嶋 ちはる(しま ちはる)[6章]
「6章 「社会」のなかに学習と学習者をとらえる」
学習と学習者の研究について論じています。
まず、第二言語習得研究における行動主義から認知主義、そして状況主義への変遷を概観します。
そのうえで、知識本の貢献として、状況主義の1つの考え方である社会文化的アプローチが、日本語教育研究に
どのように受け入れられてきたかを明らかにしたことであると述べます。一方で、近年の日本語教育研究において、特に学習者を対象としたものは、依然として量的アプローチが多く、学習を「情報処理」モデルから捉える傾向が根強いことを指摘しています。また、協働学習やアイデンティティ構築と学習の関係について、近年の研究成果をレビューしたうえで、今後の学習・学習者研究に求められるポイントを2点挙げています。1点めは、日本語を学ぶ教室という場の意義とその場における教師の役割の捉え直しです。2点めは、学習者を取り巻く日々の相互行為への注目の必要性です。さらに今後の課題として、多様な学習者が属するそれぞれのコミュニティで、どのように言語が使用され学ばれているのか、言語以外で学ばれているものは何かなどを、第二言語話者だけでなく母語話者も含めて考える必要性を主張します。
(本書「はじめに」より)
国際教養大学 国際教養学部 助教
ウィスコンシン大学マディソン校第二言語習得研究科修了。
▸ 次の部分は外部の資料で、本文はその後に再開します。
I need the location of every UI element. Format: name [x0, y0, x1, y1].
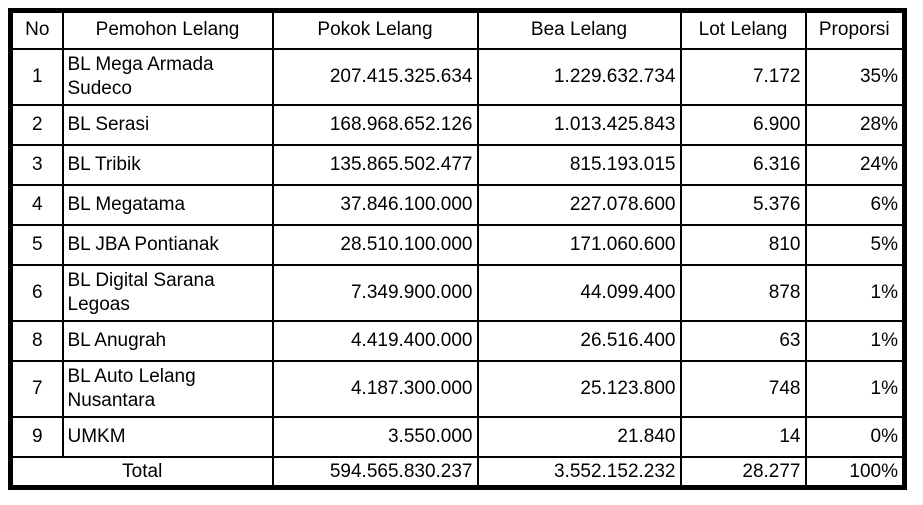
cell-lot: 748 [681, 361, 806, 417]
cell-no: 1 [11, 49, 63, 105]
cell-bea: 26.516.400 [478, 321, 681, 361]
cell-pokok: 3.550.000 [273, 417, 478, 457]
column-header-pokok: Pokok Lelang [273, 11, 478, 49]
cell-lot: 14 [681, 417, 806, 457]
cell-no: 5 [11, 225, 63, 265]
cell-pokok: 168.968.652.126 [273, 105, 478, 145]
cell-no: 4 [11, 185, 63, 225]
cell-bea: 171.060.600 [478, 225, 681, 265]
cell-bea: 44.099.400 [478, 265, 681, 321]
cell-no: 3 [11, 145, 63, 185]
cell-lot: 6.900 [681, 105, 806, 145]
cell-lot: 6.316 [681, 145, 806, 185]
cell-pemohon: BL Mega Armada Sudeco [63, 49, 273, 105]
cell-proporsi: 24% [806, 145, 905, 185]
cell-no: 8 [11, 321, 63, 361]
cell-pemohon: BL Tribik [63, 145, 273, 185]
table-row [11, 185, 905, 225]
column-header-lot: Lot Lelang [681, 11, 806, 49]
total-row [11, 457, 905, 488]
table-row [11, 145, 905, 185]
total-pokok: 594.565.830.237 [273, 457, 478, 488]
cell-proporsi: 0% [806, 417, 905, 457]
cell-no: 7 [11, 361, 63, 417]
cell-lot: 5.376 [681, 185, 806, 225]
cell-lot: 810 [681, 225, 806, 265]
total-lot: 28.277 [681, 457, 806, 488]
cell-bea: 25.123.800 [478, 361, 681, 417]
cell-bea: 21.840 [478, 417, 681, 457]
cell-pemohon: UMKM [63, 417, 273, 457]
cell-pemohon: BL Auto Lelang Nusantara [63, 361, 273, 417]
table-row [11, 417, 905, 457]
cell-pokok: 207.415.325.634 [273, 49, 478, 105]
cell-proporsi: 35% [806, 49, 905, 105]
cell-bea: 815.193.015 [478, 145, 681, 185]
cell-pemohon: BL Digital Sarana Legoas [63, 265, 273, 321]
cell-lot: 7.172 [681, 49, 806, 105]
column-header-bea: Bea Lelang [478, 11, 681, 49]
table-row [11, 265, 905, 321]
cell-proporsi: 28% [806, 105, 905, 145]
cell-no: 9 [11, 417, 63, 457]
total-proporsi: 100% [806, 457, 905, 488]
table-row [11, 321, 905, 361]
cell-pemohon: BL Serasi [63, 105, 273, 145]
cell-proporsi: 5% [806, 225, 905, 265]
cell-lot: 878 [681, 265, 806, 321]
table-row [11, 49, 905, 105]
cell-pokok: 4.419.400.000 [273, 321, 478, 361]
cell-proporsi: 1% [806, 321, 905, 361]
cell-pemohon: BL Megatama [63, 185, 273, 225]
lelang-table [8, 8, 907, 490]
column-header-pemohon: Pemohon Lelang [63, 11, 273, 49]
cell-bea: 1.229.632.734 [478, 49, 681, 105]
total-bea: 3.552.152.232 [478, 457, 681, 488]
cell-pokok: 28.510.100.000 [273, 225, 478, 265]
cell-proporsi: 1% [806, 361, 905, 417]
cell-no: 6 [11, 265, 63, 321]
cell-pokok: 37.846.100.000 [273, 185, 478, 225]
cell-pokok: 7.349.900.000 [273, 265, 478, 321]
column-header-proporsi: Proporsi [806, 11, 905, 49]
table-row [11, 225, 905, 265]
column-header-no: No [11, 11, 63, 49]
cell-no: 2 [11, 105, 63, 145]
table-row [11, 361, 905, 417]
cell-pemohon: BL JBA Pontianak [63, 225, 273, 265]
cell-pokok: 135.865.502.477 [273, 145, 478, 185]
table-row [11, 105, 905, 145]
cell-bea: 1.013.425.843 [478, 105, 681, 145]
total-label: Total [11, 457, 273, 488]
header-row [11, 11, 905, 49]
cell-proporsi: 1% [806, 265, 905, 321]
cell-pokok: 4.187.300.000 [273, 361, 478, 417]
cell-bea: 227.078.600 [478, 185, 681, 225]
cell-lot: 63 [681, 321, 806, 361]
cell-proporsi: 6% [806, 185, 905, 225]
cell-pemohon: BL Anugrah [63, 321, 273, 361]
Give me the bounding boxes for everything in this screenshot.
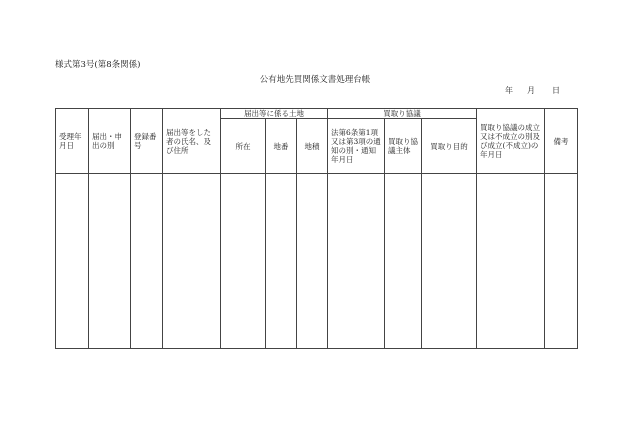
date-month-label: 月 xyxy=(527,86,535,95)
cell-notifier[interactable] xyxy=(163,174,221,349)
cell-area[interactable] xyxy=(297,174,328,349)
header-outcome: 買取り協議の成立又は不成立の別及び成立(不成立)の年月日 xyxy=(477,109,545,174)
header-notification-type: 届出・申出の別 xyxy=(89,109,131,174)
cell-received-date[interactable] xyxy=(56,174,89,349)
header-received-date: 受理年月日 xyxy=(56,109,89,174)
form-number: 様式第3号(第8条関係) xyxy=(55,60,141,70)
cell-location[interactable] xyxy=(221,174,266,349)
cell-remarks[interactable] xyxy=(545,174,578,349)
cell-purpose[interactable] xyxy=(422,174,477,349)
register-table xyxy=(55,108,578,349)
cell-outcome[interactable] xyxy=(477,174,545,349)
table-row xyxy=(56,174,578,349)
header-lot-number: 地番 xyxy=(266,119,297,174)
date-year-label: 年 xyxy=(505,86,513,95)
header-purchase-group: 買取り協議 xyxy=(328,109,477,119)
header-purpose: 買取り目的 xyxy=(422,119,477,174)
header-remarks: 備考 xyxy=(545,109,578,174)
header-registration-no: 登録番号 xyxy=(131,109,163,174)
header-location: 所在 xyxy=(221,119,266,174)
header-article6-notice: 法第6条第1項又は第3項の通知の別・通知年月日 xyxy=(328,119,385,174)
document-title: 公有地先買関係文書処理台帳 xyxy=(259,75,371,85)
header-area: 地積 xyxy=(297,119,328,174)
cell-notification-type[interactable] xyxy=(89,174,131,349)
header-land-group: 届出等に係る土地 xyxy=(221,109,328,119)
header-purchaser: 買取り協議主体 xyxy=(385,119,422,174)
cell-purchaser[interactable] xyxy=(385,174,422,349)
header-notifier: 届出等をした者の氏名、及び住所 xyxy=(163,109,221,174)
cell-lot-number[interactable] xyxy=(266,174,297,349)
cell-article6-notice[interactable] xyxy=(328,174,385,349)
cell-registration-no[interactable] xyxy=(131,174,163,349)
date-day-label: 日 xyxy=(552,86,560,95)
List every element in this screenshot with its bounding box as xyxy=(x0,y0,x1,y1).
博士 (第二言語習得)。
主な論文に Co-construction of “doctorable” conditions in multilingual medical encounters: Cases from urban Japan. Applied Linguistics Review, 5(1), 45-72. (共著) がある。学部時代に、外国人患者と日本人医師のコミュニケーションを卒論のテーマとして扱って以来、生活場面、特に医療場面での第二言語使用に興味を持つように。外国人看護師の研究では、彼らと同じアパートに住み、職場に通い、カラオケに付き合いながら一年間言語使用を観察した。彼らの「日本語学習者」だけではない、「看護師」「母」「妻」としての顔や人生設計の悩みに触れ、一人一人の置かれた状況における「日本語学習」の意味を考えるようになった。